We have expressed our opinion that entirely apart from plaintiff’s candidacy for public office the challenged publication does not constitute a libel. Viewed in the context of plaintiff’s political aspirations, plaintiff’s arguments become even more untenable. Plaintiff has cited us no case and we have found none in which an opinion with respect to a characterization of a personality trait of a public official has been found libelous or slanderous. As we have noted earlier, opinions not alleging derogatory factual material remain the opinion of the writer and nothing
more. (2) As is said in Yorty v. Chandler, supra, at page 472: “. . . [I]t is settled law that mere expression of opinion or severe criticism is not libelous, even though it adversely reflects on the fitness of an individual for public office.” In this case it would be, of course, impossible to prove or disprove the basic tenet of the alleged libelous material, that plaintiff was disagreeable or unlovable. Empirical proof would be simply impossible and an opinion poll of no value. Like beauty, the measure of a personality trait is “in the eye of the beholder.”
(3) As was said in Eva v. Smith, 89 Cal.App. 324, 328 [264 P. 803]: “Having offered profert of himself for public investigation a candidate must expect some criticism of his personal fitness. No one, of course, has the right to wrongfully impute dishonesty to him, but temperament and qualifications are mere matters of opinion of which the electors are the only judges.” We would note that in the case of Eva v. Smith, supra, there were innuendoes of wrongdoing, of which there are none here.

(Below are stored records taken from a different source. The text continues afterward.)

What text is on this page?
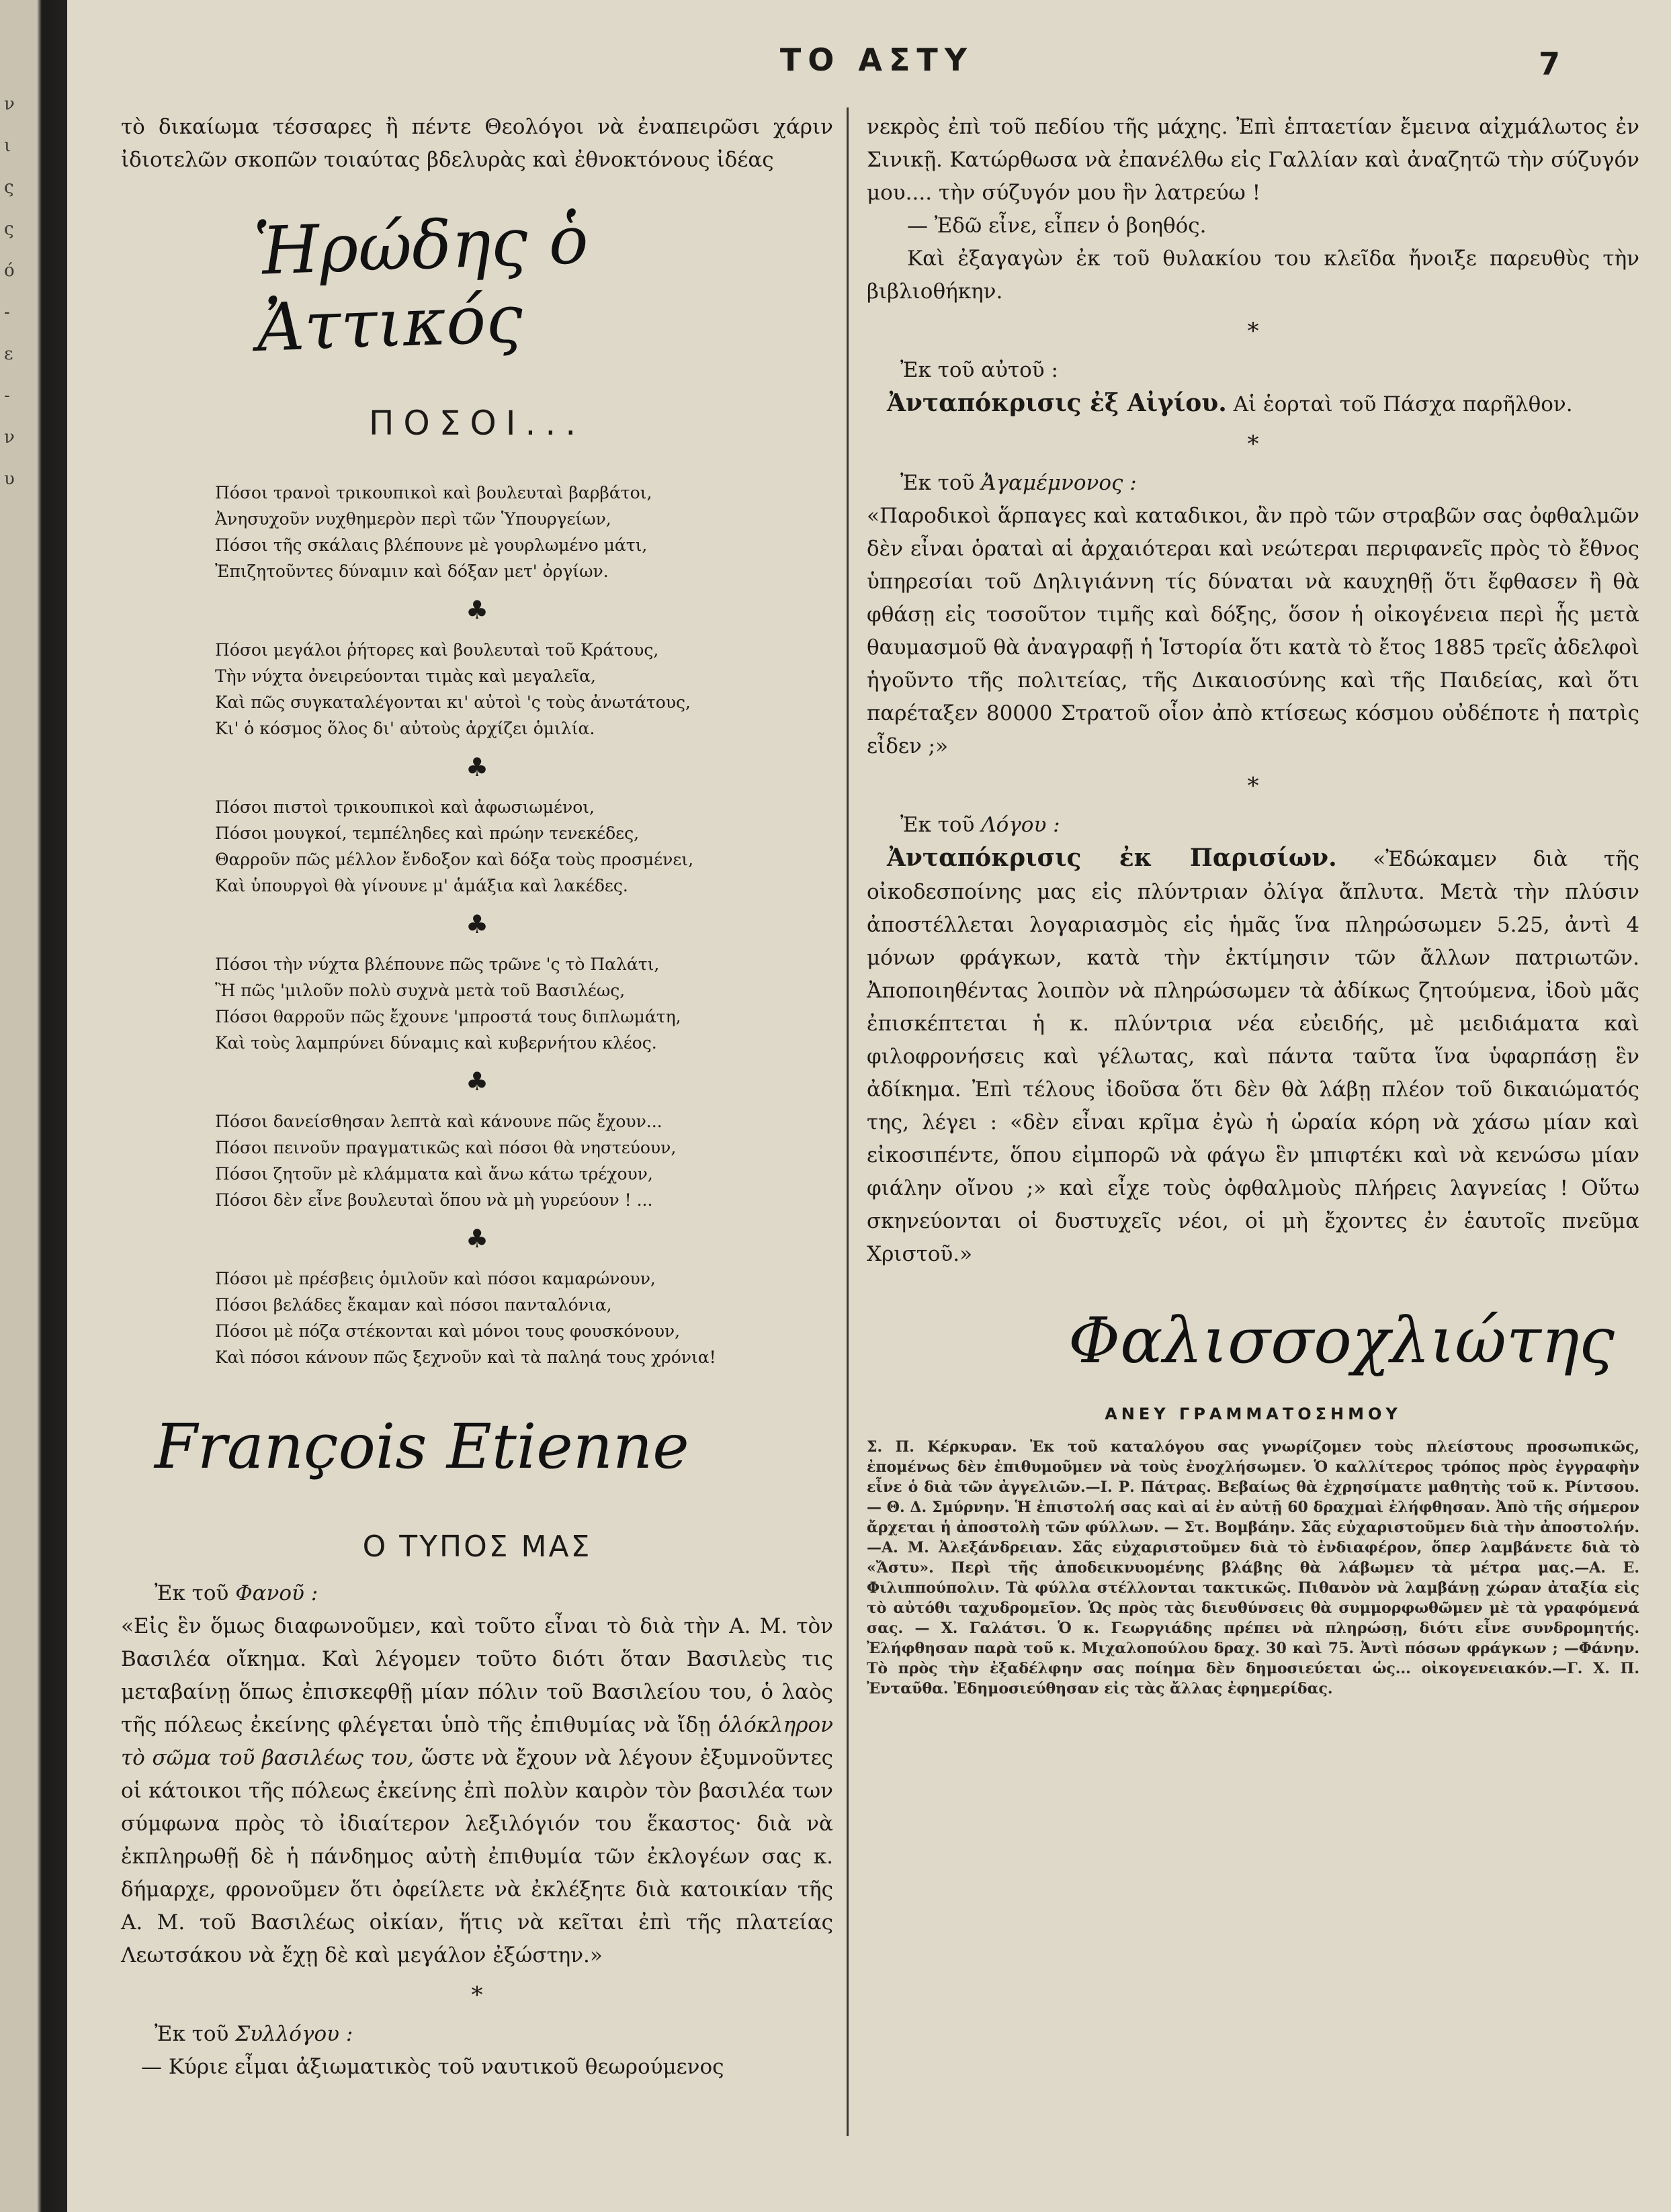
ν
ι
ς
ς
ό
-
ε
-
ν
υ
ΤΟ ΑΣΤΥ	7

τὸ δικαίωμα τέσσαρες ἢ πέντε Θεολόγοι νὰ ἐναπειρῶσι χάριν ἰδιοτελῶν σκοπῶν τοιαύτας βδελυρὰς καὶ ἐθνοκτόνους ἰδέας

Ἡρώδης ὁ Ἀττικός
ΠΟΣΟΙ...
Πόσοι τρανοὶ τρικουπικοὶ καὶ βουλευταὶ βαρβάτοι,
Ἀνησυχοῦν νυχθημερὸν περὶ τῶν Ὑπουργείων,
Πόσοι τῆς σκάλαις βλέπουνε μὲ γουρλωμένο μάτι,
Ἐπιζητοῦντες δύναμιν καὶ δόξαν μετ' ὀργίων.
♣
Πόσοι μεγάλοι ῥήτορες καὶ βουλευταὶ τοῦ Κράτους,
Τὴν νύχτα ὀνειρεύονται τιμὰς καὶ μεγαλεῖα,
Καὶ πῶς συγκαταλέγονται κι' αὐτοὶ 'ς τοὺς ἀνωτάτους,
Κι' ὁ κόσμος ὅλος δι' αὐτοὺς ἀρχίζει ὁμιλία.
♣
Πόσοι πιστοὶ τρικουπικοὶ καὶ ἀφωσιωμένοι,
Πόσοι μουγκοί, τεμπέληδες καὶ πρώην τενεκέδες,
Θαρροῦν πῶς μέλλον ἔνδοξον καὶ δόξα τοὺς προσμένει,
Καὶ ὑπουργοὶ θὰ γίνουνε μ' ἁμάξια καὶ λακέδες.
♣
Πόσοι τὴν νύχτα βλέπουνε πῶς τρῶνε 'ς τὸ Παλάτι,
Ἢ πῶς 'μιλοῦν πολὺ συχνὰ μετὰ τοῦ Βασιλέως,
Πόσοι θαρροῦν πῶς ἔχουνε 'μπροστά τους διπλωμάτη,
Καὶ τοὺς λαμπρύνει δύναμις καὶ κυβερνήτου κλέος.
♣
Πόσοι δανείσθησαν λεπτὰ καὶ κάνουνε πῶς ἔχουν...
Πόσοι πεινοῦν πραγματικῶς καὶ πόσοι θὰ νηστεύουν,
Πόσοι ζητοῦν μὲ κλάμματα καὶ ἄνω κάτω τρέχουν,
Πόσοι δὲν εἶνε βουλευταὶ ὅπου νὰ μὴ γυρεύουν ! ...
♣
Πόσοι μὲ πρέσβεις ὁμιλοῦν καὶ πόσοι καμαρώνουν,
Πόσοι βελάδες ἔκαμαν καὶ πόσοι πανταλόνια,
Πόσοι μὲ πόζα στέκονται καὶ μόνοι τους φουσκόνουν,
Καὶ πόσοι κάνουν πῶς ξεχνοῦν καὶ τὰ παληά τους χρόνια!
François Etienne
Ο ΤΥΠΟΣ ΜΑΣ

Ἐκ τοῦ Φανοῦ :

«Εἰς ἓν ὅμως διαφωνοῦμεν, καὶ τοῦτο εἶναι τὸ διὰ τὴν Α. Μ. τὸν Βασιλέα οἴκημα. Καὶ λέγομεν τοῦτο διότι ὅταν Βασιλεὺς τις μεταβαίνῃ ὅπως ἐπισκεφθῇ μίαν πόλιν τοῦ Βασιλείου του, ὁ λαὸς τῆς πόλεως ἐκείνης φλέγεται ὑπὸ τῆς ἐπιθυμίας νὰ ἴδῃ ὁλόκληρον τὸ σῶμα τοῦ βασιλέως του, ὥστε νὰ ἔχουν νὰ λέγουν ἐξυμνοῦντες οἱ κάτοικοι τῆς πόλεως ἐκείνης ἐπὶ πολὺν καιρὸν τὸν βασιλέα των σύμφωνα πρὸς τὸ ἰδιαίτερον λεξιλόγιόν του ἕκαστος· διὰ νὰ ἐκπληρωθῇ δὲ ἡ πάνδημος αὐτὴ ἐπιθυμία τῶν ἐκλογέων σας κ. δήμαρχε, φρονοῦμεν ὅτι ὀφείλετε νὰ ἐκλέξητε διὰ κατοικίαν τῆς Α. Μ. τοῦ Βασιλέως οἰκίαν, ἥτις νὰ κεῖται ἐπὶ τῆς πλατείας Λεωτσάκου νὰ ἔχῃ δὲ καὶ μεγάλον ἐξώστην.»

*

Ἐκ τοῦ Συλλόγου :

— Κύριε εἶμαι ἀξιωματικὸς τοῦ ναυτικοῦ θεωρούμενος

νεκρὸς ἐπὶ τοῦ πεδίου τῆς μάχης. Ἐπὶ ἑπταετίαν ἔμεινα αἰχμάλωτος ἐν Σινικῇ. Κατώρθωσα νὰ ἐπανέλθω εἰς Γαλλίαν καὶ ἀναζητῶ τὴν σύζυγόν μου.... τὴν σύζυγόν μου ἣν λατρεύω !

— Ἐδῶ εἶνε, εἶπεν ὁ βοηθός.

Καὶ ἐξαγαγὼν ἐκ τοῦ θυλακίου του κλεῖδα ἤνοιξε παρευθὺς τὴν βιβλιοθήκην.

*

Ἐκ τοῦ αὐτοῦ :

Ἀνταπόκρισις ἐξ Αἰγίου. Αἱ ἑορταὶ τοῦ Πάσχα παρῆλθον.

*

Ἐκ τοῦ Ἀγαμέμνονος :

«Παροδικοὶ ἅρπαγες καὶ καταδικοι, ἂν πρὸ τῶν στραβῶν σας ὀφθαλμῶν δὲν εἶναι ὁραταὶ αἱ ἀρχαιότεραι καὶ νεώτεραι περιφανεῖς πρὸς τὸ ἔθνος ὑπηρεσίαι τοῦ Δηλιγιάννη τίς δύναται νὰ καυχηθῇ ὅτι ἔφθασεν ἢ θὰ φθάσῃ εἰς τοσοῦτον τιμῆς καὶ δόξης, ὅσον ἡ οἰκογένεια περὶ ἧς μετὰ θαυμασμοῦ θὰ ἀναγραφῇ ἡ Ἱστορία ὅτι κατὰ τὸ ἔτος 1885 τρεῖς ἀδελφοὶ ἡγοῦντο τῆς πολιτείας, τῆς Δικαιοσύνης καὶ τῆς Παιδείας, καὶ ὅτι παρέταξεν 80000 Στρατοῦ οἷον ἀπὸ κτίσεως κόσμου οὐδέποτε ἡ πατρὶς εἶδεν ;»

*

Ἐκ τοῦ Λόγου :

Ἀνταπόκρισις ἐκ Παρισίων. «Ἐδώκαμεν διὰ τῆς οἰκοδεσποίνης μας εἰς πλύντριαν ὀλίγα ἄπλυτα. Μετὰ τὴν πλύσιν ἀποστέλλεται λογαριασμὸς εἰς ἡμᾶς ἵνα πληρώσωμεν 5.25, ἀντὶ 4 μόνων φράγκων, κατὰ τὴν ἐκτίμησιν τῶν ἄλλων πατριωτῶν. Ἀποποιηθέντας λοιπὸν νὰ πληρώσωμεν τὰ ἀδίκως ζητούμενα, ἰδοὺ μᾶς ἐπισκέπτεται ἡ κ. πλύντρια νέα εὐειδής, μὲ μειδιάματα καὶ φιλοφρονήσεις καὶ γέλωτας, καὶ πάντα ταῦτα ἵνα ὑφαρπάσῃ ἓν ἀδίκημα. Ἐπὶ τέλους ἰδοῦσα ὅτι δὲν θὰ λάβῃ πλέον τοῦ δικαιώματός της, λέγει : «δὲν εἶναι κρῖμα ἐγὼ ἡ ὡραία κόρη νὰ χάσω μίαν καὶ εἰκοσιπέντε, ὅπου εἰμπορῶ νὰ φάγω ἓν μπιφτέκι καὶ νὰ κενώσω μίαν φιάλην οἴνου ;» καὶ εἶχε τοὺς ὀφθαλμοὺς πλήρεις λαγνείας ! Οὕτω σκηνεύονται οἱ δυστυχεῖς νέοι, οἱ μὴ ἔχοντες ἐν ἑαυτοῖς πνεῦμα Χριστοῦ.»

Φαλισσοχλιώτης
ΑΝΕΥ ΓΡΑΜΜΑΤΟΣΗΜΟΥ

Σ. Π. Κέρκυραν. Ἐκ τοῦ καταλόγου σας γνωρίζομεν τοὺς πλείστους προσωπικῶς, ἐπομένως δὲν ἐπιθυμοῦμεν νὰ τοὺς ἐνοχλήσωμεν. Ὁ καλλίτερος τρόπος πρὸς ἐγγραφὴν εἶνε ὁ διὰ τῶν ἀγγελιῶν.—Ι. Ρ. Πάτρας. Βεβαίως θὰ ἐχρησίματε μαθητὴς τοῦ κ. Ρίντσου. — Θ. Δ. Σμύρνην. Ἡ ἐπιστολή σας καὶ αἱ ἐν αὐτῇ 60 δραχμαὶ ἐλήφθησαν. Ἀπὸ τῆς σήμερον ἄρχεται ἡ ἀποστολὴ τῶν φύλλων. — Στ. Βομβάην. Σᾶς εὐχαριστοῦμεν διὰ τὴν ἀποστολήν.—Α. Μ. Ἀλεξάνδρειαν. Σᾶς εὐχαριστοῦμεν διὰ τὸ ἐνδιαφέρον, ὅπερ λαμβάνετε διὰ τὸ «Ἄστυ». Περὶ τῆς ἀποδεικνυομένης βλάβης θὰ λάβωμεν τὰ μέτρα μας.—Α. Ε. Φιλιππούπολιν. Τὰ φύλλα στέλλονται τακτικῶς. Πιθανὸν νὰ λαμβάνῃ χώραν ἀταξία εἰς τὸ αὐτόθι ταχυδρομεῖον. Ὡς πρὸς τὰς διευθύνσεις θὰ συμμορφωθῶμεν μὲ τὰ γραφόμενά σας. — Χ. Γαλάτσι. Ὁ κ. Γεωργιάδης πρέπει νὰ πληρώσῃ, διότι εἶνε συνδρομητής. Ἐλήφθησαν παρὰ τοῦ κ. Μιχαλοπούλου δραχ. 30 καὶ 75. Ἀντὶ πόσων φράγκων ; —Φάνην. Τὸ πρὸς τὴν ἐξαδέλφην σας ποίημα δὲν δημοσιεύεται ὡς... οἰκογενειακόν.—Γ. Χ. Π. Ἐνταῦθα. Ἐδημοσιεύθησαν εἰς τὰς ἄλλας ἐφημερίδας.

(1b) In view of the primacy of our holding that no libel has been shown in this case we may summarily dispose of the remaining issues raised by plaintiff.
Plaintiff asserts that the retraction published by defendant Morelli was inadequate. Since no libel occurred, no retraction need have been published and at most it is a superfluity.
Plaintiff complains of the failure of the trial court to permit him to amend. We can conceive of no possible amendment that would avail plaintiff. The primary failure to show a libelous publication obviates any discussion of any technical amendments to cure pleading defects.
Plaintiff charges the trial court with error in failing to require findings of fact and conclusions of law as demanded by plaintiff. Findings of fact and conclusions of law can only be demanded after a trial. (Code Civ. Proc., § 632) No trial took place here, plaintiff having failed to state a cause of action.
The judgment of dismissal is affirmed.
Brown (G.A.), P.J., and Franson, J., concurred.